You probably still do fractional reserve banking and end up in the situation where you have more debt than money, but because the liquidity of the system is so insanely high the government can easily fix a round of defaults on debt which threaten to fuck the system up by injecting money which spreads evenly across the economy and bolsters the reserves of all the banks directly (as it goes into the accounts of people some of whom won't withdraw it right away).

I know that this is undoubtedly a stupid idea for many reasons because I haven't seen anyone who isn't crazy advocating anything even similar - so can people enlighten me? :)

Date: 2011-11-03 11:21 am (UTC)From: [identity profile] ilanin.livejournal.com
(Initial disclaimer: because my approach to economics is of the Austrian school, you will disagree with me anyway. I am, however, right, at least about the causes of depressions - Hayek's theory of boom and bust looks more unimpeachable after every crash.)

What you are essentially describing is the equivalent of a system with high inflation and low interest rates - where money being saved depreciates in value rapidly (in your case it's because you are taxing it, but I don't think the actual mechanism is relevant).

The problem with this is that if nobody is saving then nobody can borrow either, meaning that the only organisation which can back capital investment is the government. This puts you on to the road to a planned or a best strongly interventionist economy, and those never work outside of theoretical models.

OK, dial things back a bit. Let's assume your savings tax isn't sufficiently punitive to make savings completely worthless, just to eliminate low-risk low-reward things like government bonds. We'll ignore the question as to how the hell the government is actually going to operate in this case because they will probably be able to do something. The problem with this is that you're encouraging malinvestment - it's effectively the same situation we had in 1928 or 2005, where not investing money is a guaranteed loser, so dubious projects that would never be backed under normal conditions receive funding. This leads to - at best - gross inefficiencies in the economy, but more likely to either rapid inflation driven by spiralling commodity prices (everybody's projects are being funded but there aren't any more resources available) followed by a bust when the bubble created by too-easy access to money is popped (normally as a result of deflationary government pressure on the availability of credit).

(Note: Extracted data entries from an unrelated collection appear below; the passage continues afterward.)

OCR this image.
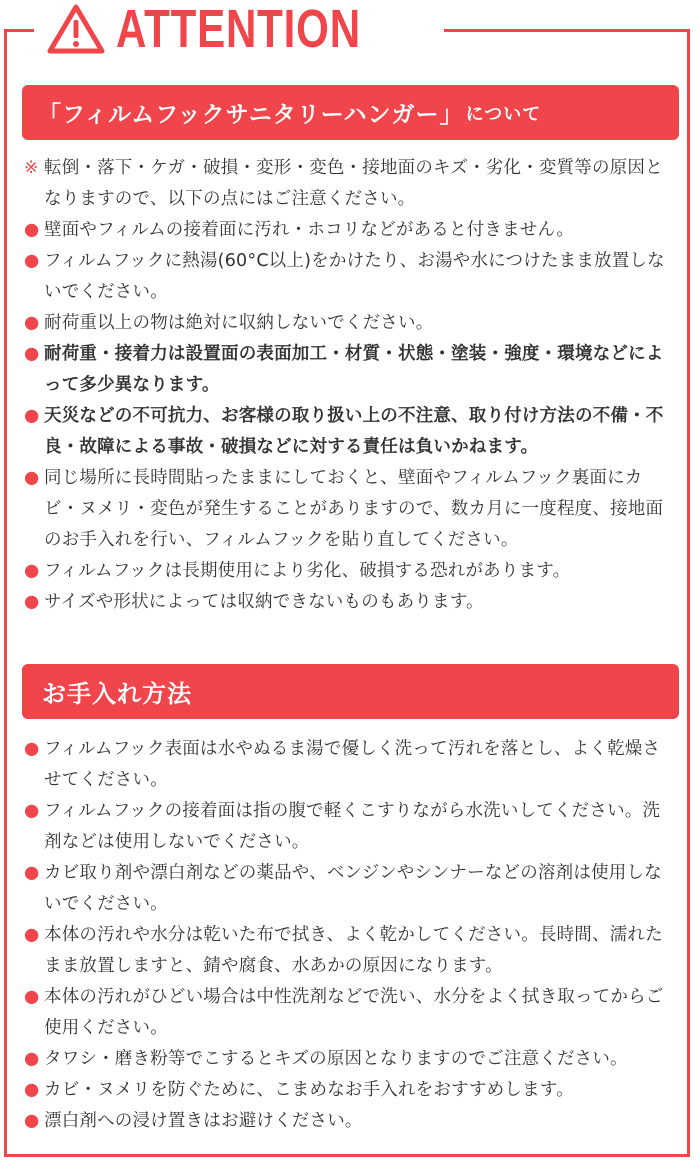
ATTENTION
「フィルムフックサニタリーハンガー」 について
※ 転倒・落下・ケガ・破損・変形・変色・接地面のキズ・劣化・変質等の原因となりますので、以下の点にはご注意ください。
● 壁面やフィルムの接着面に汚れ・ホコリなどがあると付きません。
● フィルムフックに熱湯(60°C以上)をかけたり、お湯や水につけたまま放置しないでください。
● 耐荷重以上の物は絶対に収納しないでください。
● 耐荷重・接着力は設置面の表面加工・材質・状態・塗装・強度・環境などによって多少異なります。
● 天災などの不可抗力、お客様の取り扱い上の不注意、取り付け方法の不備・不良・故障による事故・破損などに対する責任は負いかねます。
● 同じ場所に長時間貼ったままにしておくと、壁面やフィルムフック裏面にカビ・ヌメリ・変色が発生することがありますので、数カ月に一度程度、接地面のお手入れを行い、フィルムフックを貼り直してください。
● フィルムフックは長期使用により劣化、破損する恐れがあります。
● サイズや形状によっては収納できないものもあります。
お手入れ方法
● フィルムフック表面は水やぬるま湯で優しく洗って汚れを落とし、よく乾燥させてください。
● フィルムフックの接着面は指の腹で軽くこすりながら水洗いしてください。洗剤などは使用しないでください。
● カビ取り剤や漂白剤などの薬品や、ベンジンやシンナーなどの溶剤は使用しないでください。
● 本体の汚れや水分は乾いた布で拭き、よく乾かしてください。長時間、濡れたまま放置しますと、錆や腐食、水あかの原因になります。
● 本体の汚れがひどい場合は中性洗剤などで洗い、水分をよく拭き取ってからご使用ください。
● タワシ・磨き粉等でこするとキズの原因となりますのでご注意ください。
● カビ・ヌメリを防ぐために、こまめなお手入れをおすすめします。
● 漂白剤への浸け置きはお避けください。
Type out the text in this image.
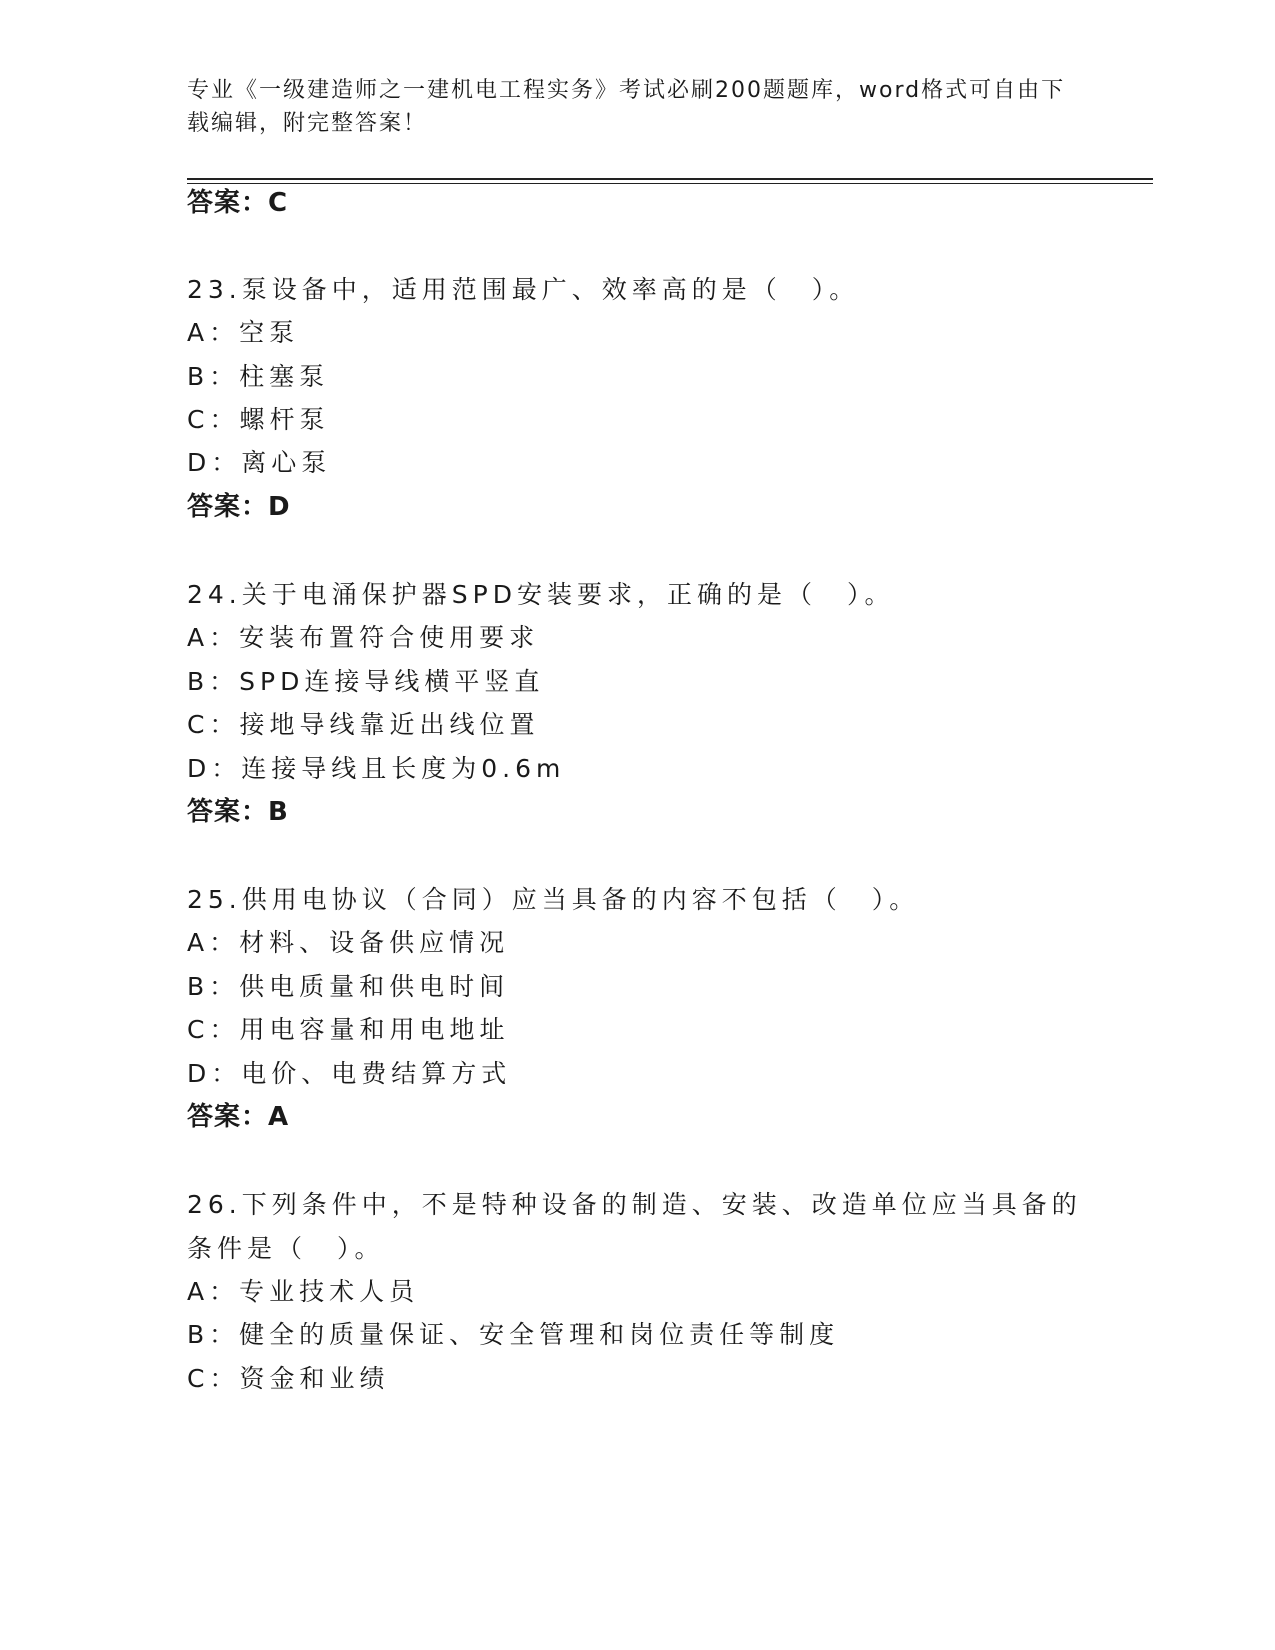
专业《一级建造师之一建机电工程实务》考试必刷200题题库，word格式可自由下载编辑，附完整答案！
答案：C
23.泵设备中，适用范围最广、效率高的是（　）。
A：空泵
B：柱塞泵
C：螺杆泵
D：离心泵
答案：D
24.关于电涌保护器SPD安装要求，正确的是（　）。
A：安装布置符合使用要求
B：SPD连接导线横平竖直
C：接地导线靠近出线位置
D：连接导线且长度为0.6m
答案：B
25.供用电协议（合同）应当具备的内容不包括（　）。
A：材料、设备供应情况
B：供电质量和供电时间
C：用电容量和用电地址
D：电价、电费结算方式
答案：A
26.下列条件中，不是特种设备的制造、安装、改造单位应当具备的条件是（　）。
A：专业技术人员
B：健全的质量保证、安全管理和岗位责任等制度
C：资金和业绩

Practically, application of this is also impossible because you have to institute it simultaneously, everywhere as it doesn't give an advantage if just one nation is using it - not only will you get flight of capital but probably also of anyone with substantial savings (they have substantial savings, so they can afford to emigrate) which will probably wreck an economy's skills base and also take out a lot of the top-rate taxpayers who contribute about half of the country's tax income.



Date: 2011-11-03 11:23 am (UTC)From: [identity profile] ilanin.livejournal.com
(it is axiomatic that there will always be more bad investments than good ones in any given economy, but since this is because people are muppets it's probably a fairly sensible axiom to take).

Date: 2011-11-03 12:29 pm (UTC)From: [identity profile] ilanin.livejournal.com
Just as Keynes is often hijacked to promote government interventionism in ways that he would never have supported, Hayek's name is taken in vain by the other side of the political argument. It happens, I'm afraid (there are an awful lot of loonies who claim to be Austrian school economists).

This is a half-decent bibliography to get started on the Austrian school and F.A. Hayek - and if you've not seen the rap video it's trying to explain, that's worth watching too.